March 3rd, 2017 - February 29th, 2020
Categories: Applications, Visual Analytics
Head and neck squamous carcinomas affect all ethnicities and age groups, accounting for significant mortality and therapy-related
side effects. Over 50,000 new cases are diagnosed each year in the United States, leading to large, rich repositories of patient data. For each of these cases, oncologists need to anticipate survival, oncologic, and side effect outcomes associated with treatment strategies in order to select a treatment which balances efficacy and toxicity. However, despite the wealth of data available, risk prediction algorithms for cancers are rudimentary and incorporate only a handful of patient characteristics, largely due to a lack of computational methodologies.
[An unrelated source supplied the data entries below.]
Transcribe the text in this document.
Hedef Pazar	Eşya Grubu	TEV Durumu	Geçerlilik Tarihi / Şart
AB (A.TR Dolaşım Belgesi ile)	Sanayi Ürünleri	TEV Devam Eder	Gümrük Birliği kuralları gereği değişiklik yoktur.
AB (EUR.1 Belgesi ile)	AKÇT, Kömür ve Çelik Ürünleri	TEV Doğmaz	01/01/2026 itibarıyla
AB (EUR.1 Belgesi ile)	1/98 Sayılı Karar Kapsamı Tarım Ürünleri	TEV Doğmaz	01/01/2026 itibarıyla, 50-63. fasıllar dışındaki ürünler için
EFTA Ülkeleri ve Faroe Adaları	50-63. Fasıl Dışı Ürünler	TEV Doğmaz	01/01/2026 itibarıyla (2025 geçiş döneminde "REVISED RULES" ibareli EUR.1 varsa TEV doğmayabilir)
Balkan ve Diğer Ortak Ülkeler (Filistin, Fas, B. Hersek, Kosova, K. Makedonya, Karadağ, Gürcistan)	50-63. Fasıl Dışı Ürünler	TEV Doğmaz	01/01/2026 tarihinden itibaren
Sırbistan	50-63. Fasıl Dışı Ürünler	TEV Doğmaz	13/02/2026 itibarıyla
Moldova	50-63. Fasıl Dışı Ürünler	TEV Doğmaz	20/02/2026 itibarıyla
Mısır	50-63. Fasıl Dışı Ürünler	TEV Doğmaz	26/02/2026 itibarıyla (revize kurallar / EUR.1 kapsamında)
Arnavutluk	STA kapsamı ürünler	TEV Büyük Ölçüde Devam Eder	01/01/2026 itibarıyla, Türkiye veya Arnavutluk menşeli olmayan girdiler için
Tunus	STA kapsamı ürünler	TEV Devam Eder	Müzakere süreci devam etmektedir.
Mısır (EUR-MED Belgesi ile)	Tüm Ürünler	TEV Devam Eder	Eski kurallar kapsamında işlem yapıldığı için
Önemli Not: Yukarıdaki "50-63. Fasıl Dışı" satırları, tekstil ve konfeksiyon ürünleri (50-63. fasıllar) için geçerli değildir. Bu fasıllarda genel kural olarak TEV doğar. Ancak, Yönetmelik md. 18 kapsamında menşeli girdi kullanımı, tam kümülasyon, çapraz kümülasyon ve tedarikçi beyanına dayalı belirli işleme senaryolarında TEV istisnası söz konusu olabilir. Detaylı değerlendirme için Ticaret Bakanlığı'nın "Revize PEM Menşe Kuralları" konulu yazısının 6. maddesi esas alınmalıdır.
This project will develop a computational methodology that supports the construction of a validated precision model of patient-specific outcomes for head and neck cancers, based on demographics, toxicity, and complex imaging data. The methodology will be the first in the field to include both complex imaging and non-imaging data, while taking into account large-scale biological and clinical correlates. A web-based environment will further allow practitioners to interactively explore and communicate the model mechanics and outcomes to stakeholders. The approach is innovative through its leverage of big imaging data repositories and through its unique blend of computational modeling principles from bioengineering, statistics, and computer science (medical imaging and visualization).
From a clinical perspective, this integrative approach is novel in the field of cancer therapy. The resulting model and web-based
environment will mark a significant advance in biomedical computing because it will be able to identify, for the first time, specific subgroups who are at risk for distinct oncologic, toxicity, and survival profiles. Furthermore, the currently clinical practice paradigm for head and neck treatment is stage-driven. With validation, this novel approach can identify patients based not on clinical staging, but on precision modeling using cohort data and similar sets of patients. The methodology is applicable to clinical practice involving human subjects and has the potential to change the standard of care and outcomes of treatment in the field.